Jessica Gold, MD, is a clinical assistant professor and pediatrician at Stanford. After her second child, Gold began looking into workplace challenges that mothers face in the medical field. In a recent paper in the Journal of Hospital Medicine, she identified a policy that made career advancement more difficult for hospital-based pediatricians who have taken maternity leave. Her work ultimately led to a change.
I spoke with Gold about her career in the budding field of pediatric hospital medicine and what she's learned about professional obstacles for women physicians.
Where were you before you came to Stanford?
I grew up in the Bay Area, but I did all my medical training in New York City. Before I came to Stanford I was on the faculty at Columbia as a pediatric hospitalist.
What got you interested in medicine, and in pediatrics specifically?
As far back as middle school, I was saying I wanted to be a doctor. When I was in medical school doing my rotation with pediatrics, and comparing that with internal medicine, I realized that I really loved taking care of children.
Then I did my residency in pediatrics when pediatric hospital medicine was just starting to emerge as a field. A pediatric hospitalist is a pediatrician who takes care of children who are admitted to the hospital. If a kid comes into the hospital with, for example, pneumonia and needs to be on antibiotics and in the hospital for several days, we'll help that child during their stay.
How did you become interested in the subject of gender bias in the medical profession?
I started taking an interest in this problem when I came back to work after my second maternity leave. I found it really difficult to manage everything at work and at home, and also be academically productive, all on no sleep.
I started to realize that it wasn't just me; a lot of factors contribute to this being a particularly challenging time for women. Some of the reading I did indicated that the majority of the wage gap between men and women is due to motherhood: the gap is actually small at first, but then widens significantly after motherhood. Even in pediatrics, where over 70% of the residents entering are women, the majority of departmental leadership is still male. So that was how I initially became interested in the topic in general.
What is the specific issue you address in your perspective piece?
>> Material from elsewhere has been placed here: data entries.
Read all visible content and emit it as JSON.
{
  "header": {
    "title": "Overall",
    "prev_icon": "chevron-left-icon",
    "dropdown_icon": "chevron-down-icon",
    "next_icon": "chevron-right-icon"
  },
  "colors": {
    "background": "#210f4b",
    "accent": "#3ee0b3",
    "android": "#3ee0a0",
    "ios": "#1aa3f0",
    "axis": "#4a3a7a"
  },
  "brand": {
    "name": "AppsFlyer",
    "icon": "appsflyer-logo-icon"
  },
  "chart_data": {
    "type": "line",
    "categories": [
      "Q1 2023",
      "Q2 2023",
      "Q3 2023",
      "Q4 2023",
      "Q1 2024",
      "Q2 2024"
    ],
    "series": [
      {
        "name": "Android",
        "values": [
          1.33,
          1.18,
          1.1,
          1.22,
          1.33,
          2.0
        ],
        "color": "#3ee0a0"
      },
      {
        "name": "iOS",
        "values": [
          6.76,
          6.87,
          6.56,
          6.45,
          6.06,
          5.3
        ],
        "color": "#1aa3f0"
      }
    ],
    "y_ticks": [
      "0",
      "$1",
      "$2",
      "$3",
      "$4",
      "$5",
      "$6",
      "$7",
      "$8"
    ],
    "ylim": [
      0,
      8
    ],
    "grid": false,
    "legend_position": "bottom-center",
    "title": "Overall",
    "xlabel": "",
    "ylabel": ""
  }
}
The paper was about a problem that emerged within pediatric hospital medicine. Any time there's a new subspecialty, the American Board of Pediatrics has to ask: What will you do with all the people who were practicing in that specialty before it was officially recognized? If someone has worked in pediatric hospital medicine for six years, will they need to have additional training to be certified as a pediatric hospitalist? As a solution, the board came up with this process where, if you have a minimum of four years of uninterrupted practice in the field, you qualify to take the certification exam without doing additional training.
What started to emerge was that some women who disclosed maternity leave as an "interruption" in their practice on their application were subsequently denied the opportunity to take the exam. If you're denying women the opportunity to be certified in their specialty because of maternity leave, they may not be able to get a job in a competitive market or a leadership position in academia.
What action did you take?
At the Pediatric Hospital Medicine national meeting, I got together with a group of women who were also concerned about this problem, and we decided to work together to lobby the board. We conducted our own survey of the hospitalist community to characterize who was being denied certification, and we found that several women were denied on the basis of having taken maternity leave. At the same time, a separate group was also circulating a petition to the hospitalist community to get the criteria changed for board certification.
Next, we wrote a letter to the president of the American Board of Pediatrics asking the board to disregard the "interruption" criterion for maternity/medical leave. We explained how it leads to discrimination against women who have babies during residency, and women who have a child after residency and before certification.
The Board wrote back and said they'd decided to remove the practice-interruptions criterion. However, they claimed in their official response that their data showed no evidence of gender discrimination, so I don't think they're seeing the full impact. On the plus side, there seems to be an awareness that this period of time is really important for women.
Are you involved in any other efforts to champion women in the workplace?
I'm co-chairing the Stanford School of Medicine's Working Parents Employee Resource group, and I'm hoping to help make things better for other parents in similar situations.